I'm profoundly unimpressed with the integrity or judgment of a bunch of judges (the FJA) who chose to insert the following blatantly unconstitutional objection in their letter: "We appreciate and commend those, including Chief Justice Roberts, who have commented recently on the rise in criticism [ ] aimed at members of the judiciary."

Such so-called public servants would do well to remember that copious controlling SCOTUS precedent specifically protects attorneys and their speech criticizing judges. Chief Justice Roberts, writing for SCOTUS in Snyder v. Phelps, re-emphasized that “speech on public issues occupies the highest rung of the hierarchy of First Amendment values, and is entitled to special protection.” Coincidentally, SCOTUS in Snyder was quoting Connick v. Myers from 1983, which protected the freedom of speech of attorneys, even those who are actually employed by the government. In Snyder, SCOTUS also elaborated on when “[s]peech deals with matters of public concern.”

In Snyder, SCOTUS reiterated a principle from a 1964 unanimous SCOTUS decision (Garrison v. Louisiana), also protecting the freedom of speech of attorneys, even those who are actually employed by the government (Garrison, a government attorney, publicly criticized 8 judges, including by questioning their integrity). Americans' “speech concerning public affairs” is “the essence of self-government,” and it “should be uninhibited, robust, and wide-open,” and it may “include vehement, caustic,” and “unpleasantly sharp attacks on government and public officials.”

Garrison publicly implied that one or more judges were criminally corrupt. Even so, a unanimous SCOTUS in Garrison emphasized that the “public interest in a free flow of information to the people concerning public officials, their servants” is “paramount,” so “anything which” even “might touch on an official’s fitness for office is relevant” and protected, including judges’ “dishonesty, malfeasance, or improper motivation.”

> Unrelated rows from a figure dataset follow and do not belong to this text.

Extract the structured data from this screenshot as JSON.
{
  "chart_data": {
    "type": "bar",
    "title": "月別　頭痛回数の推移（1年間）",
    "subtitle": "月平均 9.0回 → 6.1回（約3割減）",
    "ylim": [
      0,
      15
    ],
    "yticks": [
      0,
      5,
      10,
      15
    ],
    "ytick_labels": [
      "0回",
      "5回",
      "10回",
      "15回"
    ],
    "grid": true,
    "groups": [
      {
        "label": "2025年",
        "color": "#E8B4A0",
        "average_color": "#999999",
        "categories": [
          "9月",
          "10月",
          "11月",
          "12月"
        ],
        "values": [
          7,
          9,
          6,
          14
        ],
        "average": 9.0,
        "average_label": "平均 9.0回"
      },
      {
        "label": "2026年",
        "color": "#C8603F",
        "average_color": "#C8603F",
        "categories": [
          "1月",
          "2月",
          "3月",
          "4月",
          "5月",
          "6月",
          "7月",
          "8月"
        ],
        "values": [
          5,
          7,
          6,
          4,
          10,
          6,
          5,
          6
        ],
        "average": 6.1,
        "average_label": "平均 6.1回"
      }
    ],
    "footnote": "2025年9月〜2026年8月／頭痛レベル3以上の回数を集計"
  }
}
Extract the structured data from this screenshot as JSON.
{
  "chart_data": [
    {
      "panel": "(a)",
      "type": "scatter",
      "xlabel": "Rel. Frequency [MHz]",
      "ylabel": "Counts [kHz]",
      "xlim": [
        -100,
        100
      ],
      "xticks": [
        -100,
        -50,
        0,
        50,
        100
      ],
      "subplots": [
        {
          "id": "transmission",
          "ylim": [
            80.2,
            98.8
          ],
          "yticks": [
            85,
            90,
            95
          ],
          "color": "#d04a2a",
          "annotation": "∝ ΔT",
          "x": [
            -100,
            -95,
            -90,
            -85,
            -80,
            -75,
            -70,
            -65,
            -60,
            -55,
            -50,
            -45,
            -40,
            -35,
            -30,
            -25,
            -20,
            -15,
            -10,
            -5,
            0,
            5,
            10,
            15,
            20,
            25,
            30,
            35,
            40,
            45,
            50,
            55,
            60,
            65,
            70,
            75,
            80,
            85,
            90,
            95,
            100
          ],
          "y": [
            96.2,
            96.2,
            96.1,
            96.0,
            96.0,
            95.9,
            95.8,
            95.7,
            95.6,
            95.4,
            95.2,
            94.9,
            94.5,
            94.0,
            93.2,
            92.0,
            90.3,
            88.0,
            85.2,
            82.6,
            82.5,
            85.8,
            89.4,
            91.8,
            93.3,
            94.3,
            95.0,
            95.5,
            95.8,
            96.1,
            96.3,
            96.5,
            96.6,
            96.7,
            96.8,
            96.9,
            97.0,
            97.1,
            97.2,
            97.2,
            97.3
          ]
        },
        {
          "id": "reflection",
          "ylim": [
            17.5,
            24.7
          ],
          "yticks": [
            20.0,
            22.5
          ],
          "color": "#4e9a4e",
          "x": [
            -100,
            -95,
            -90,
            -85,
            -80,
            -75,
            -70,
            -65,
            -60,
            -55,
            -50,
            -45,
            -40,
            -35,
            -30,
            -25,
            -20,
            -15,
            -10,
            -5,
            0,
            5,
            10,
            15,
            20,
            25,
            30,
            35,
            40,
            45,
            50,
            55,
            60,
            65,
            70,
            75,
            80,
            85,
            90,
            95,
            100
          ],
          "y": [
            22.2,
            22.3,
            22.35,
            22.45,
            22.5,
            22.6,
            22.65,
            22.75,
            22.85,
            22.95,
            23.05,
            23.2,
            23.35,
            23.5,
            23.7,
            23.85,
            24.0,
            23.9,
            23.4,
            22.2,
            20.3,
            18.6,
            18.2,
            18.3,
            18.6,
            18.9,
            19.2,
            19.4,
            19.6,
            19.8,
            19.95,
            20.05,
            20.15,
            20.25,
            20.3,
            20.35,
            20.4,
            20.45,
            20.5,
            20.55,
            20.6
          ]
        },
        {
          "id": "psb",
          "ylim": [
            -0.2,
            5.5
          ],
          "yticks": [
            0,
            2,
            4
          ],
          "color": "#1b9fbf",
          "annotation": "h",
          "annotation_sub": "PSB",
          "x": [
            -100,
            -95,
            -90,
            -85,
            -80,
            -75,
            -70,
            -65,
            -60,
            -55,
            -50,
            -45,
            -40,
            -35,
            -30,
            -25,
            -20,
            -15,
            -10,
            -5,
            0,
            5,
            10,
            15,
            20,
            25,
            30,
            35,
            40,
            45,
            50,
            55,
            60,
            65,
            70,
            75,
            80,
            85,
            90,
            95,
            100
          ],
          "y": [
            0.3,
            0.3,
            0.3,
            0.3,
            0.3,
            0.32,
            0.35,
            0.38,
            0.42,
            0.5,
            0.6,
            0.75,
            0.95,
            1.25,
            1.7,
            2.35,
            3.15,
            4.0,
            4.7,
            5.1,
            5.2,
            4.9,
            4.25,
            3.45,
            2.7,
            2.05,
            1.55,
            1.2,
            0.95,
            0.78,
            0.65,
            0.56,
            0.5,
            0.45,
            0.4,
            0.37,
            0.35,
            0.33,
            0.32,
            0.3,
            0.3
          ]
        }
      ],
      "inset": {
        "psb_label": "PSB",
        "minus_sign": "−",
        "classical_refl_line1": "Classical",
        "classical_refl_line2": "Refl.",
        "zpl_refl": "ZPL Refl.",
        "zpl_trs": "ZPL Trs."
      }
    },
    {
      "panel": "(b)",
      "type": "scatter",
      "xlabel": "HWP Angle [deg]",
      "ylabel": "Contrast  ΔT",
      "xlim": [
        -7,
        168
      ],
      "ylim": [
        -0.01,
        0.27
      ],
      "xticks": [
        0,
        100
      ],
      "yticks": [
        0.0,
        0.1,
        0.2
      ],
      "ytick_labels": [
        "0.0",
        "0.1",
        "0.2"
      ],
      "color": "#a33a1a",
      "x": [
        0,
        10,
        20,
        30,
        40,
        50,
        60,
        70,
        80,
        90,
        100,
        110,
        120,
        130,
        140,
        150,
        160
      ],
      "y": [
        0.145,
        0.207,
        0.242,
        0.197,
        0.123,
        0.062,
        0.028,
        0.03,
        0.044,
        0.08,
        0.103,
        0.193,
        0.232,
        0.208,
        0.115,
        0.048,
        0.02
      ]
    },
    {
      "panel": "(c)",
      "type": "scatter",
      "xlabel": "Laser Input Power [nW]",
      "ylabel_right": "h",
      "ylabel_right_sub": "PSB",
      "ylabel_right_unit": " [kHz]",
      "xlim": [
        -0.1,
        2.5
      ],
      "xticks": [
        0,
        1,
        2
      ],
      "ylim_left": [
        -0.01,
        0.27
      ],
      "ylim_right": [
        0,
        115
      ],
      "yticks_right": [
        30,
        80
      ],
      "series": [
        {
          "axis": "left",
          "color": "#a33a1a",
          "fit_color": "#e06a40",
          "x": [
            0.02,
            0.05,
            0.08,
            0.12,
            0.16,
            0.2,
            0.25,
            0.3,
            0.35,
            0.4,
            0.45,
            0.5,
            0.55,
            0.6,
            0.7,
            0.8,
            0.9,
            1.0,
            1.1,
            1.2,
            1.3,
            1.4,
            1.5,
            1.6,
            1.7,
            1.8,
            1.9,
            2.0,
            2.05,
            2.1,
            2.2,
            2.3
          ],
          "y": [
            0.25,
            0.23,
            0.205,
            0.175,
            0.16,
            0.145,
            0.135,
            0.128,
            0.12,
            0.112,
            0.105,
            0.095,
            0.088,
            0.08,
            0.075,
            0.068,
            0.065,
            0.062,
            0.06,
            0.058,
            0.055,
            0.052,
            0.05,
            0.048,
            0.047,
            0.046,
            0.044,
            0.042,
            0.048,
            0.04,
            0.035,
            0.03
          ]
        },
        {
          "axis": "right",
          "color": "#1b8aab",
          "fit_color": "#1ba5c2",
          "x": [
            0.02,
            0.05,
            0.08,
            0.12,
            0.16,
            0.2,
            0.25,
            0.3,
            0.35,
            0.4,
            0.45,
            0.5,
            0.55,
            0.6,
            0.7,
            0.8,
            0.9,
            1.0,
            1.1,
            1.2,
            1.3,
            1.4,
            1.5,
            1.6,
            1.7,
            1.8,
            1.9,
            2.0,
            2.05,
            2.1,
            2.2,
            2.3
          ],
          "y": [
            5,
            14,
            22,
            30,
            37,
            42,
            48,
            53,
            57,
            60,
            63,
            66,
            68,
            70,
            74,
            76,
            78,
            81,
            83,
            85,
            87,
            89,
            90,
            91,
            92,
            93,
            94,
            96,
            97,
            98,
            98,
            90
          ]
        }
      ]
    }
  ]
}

Mere months before Garrison, a unanimous SCOTUS (quoting James Madison) in New York Times Co. v. Sullivan, emphasized that our “Constitution created a [republican] form of government under which ‘The people, not the government, possess the absolute sovereignty.’ [Our Constitution] dispersed power” in many ways precisely because “of the people’s” extreme “distrust” of people with “power” at “all levels.” In our “Republican Government,” the “censorial power is” necessarily generally “in the people over the Government, and not in the Government over the people.”

All “public men” are essentially “public property,” so our “discussion" of any official's official conduct "cannot be denied and the right” and “duty” of “criticism must not be stifled.” "Those who won our independence believed" that "public discussion is a political duty; and that this should be a fundamental principle of the American government." "It is as much" the "duty" of "the citizen-critic of government" to "criticize as it is the official’s duty to administer."

So all courts must protect all Americans’ “privilege for criticism of official conduct.” All courts must “support” the “privilege for the citizen-critic of government.” Such “privilege is required by the First and Fourteenth Amendments.” In fact, "freedom of expression upon public questions is secured [as a] constitutional safeguard to assure unfettered interchange of ideas [to bring about] political and social changes desired by the people. [ F]ree political discussion [so] that government may be responsive to the will of the people and that changes may be obtained by lawful means[ is] essential to the security of the Republic [and] is a fundamental principle of our constitutional system."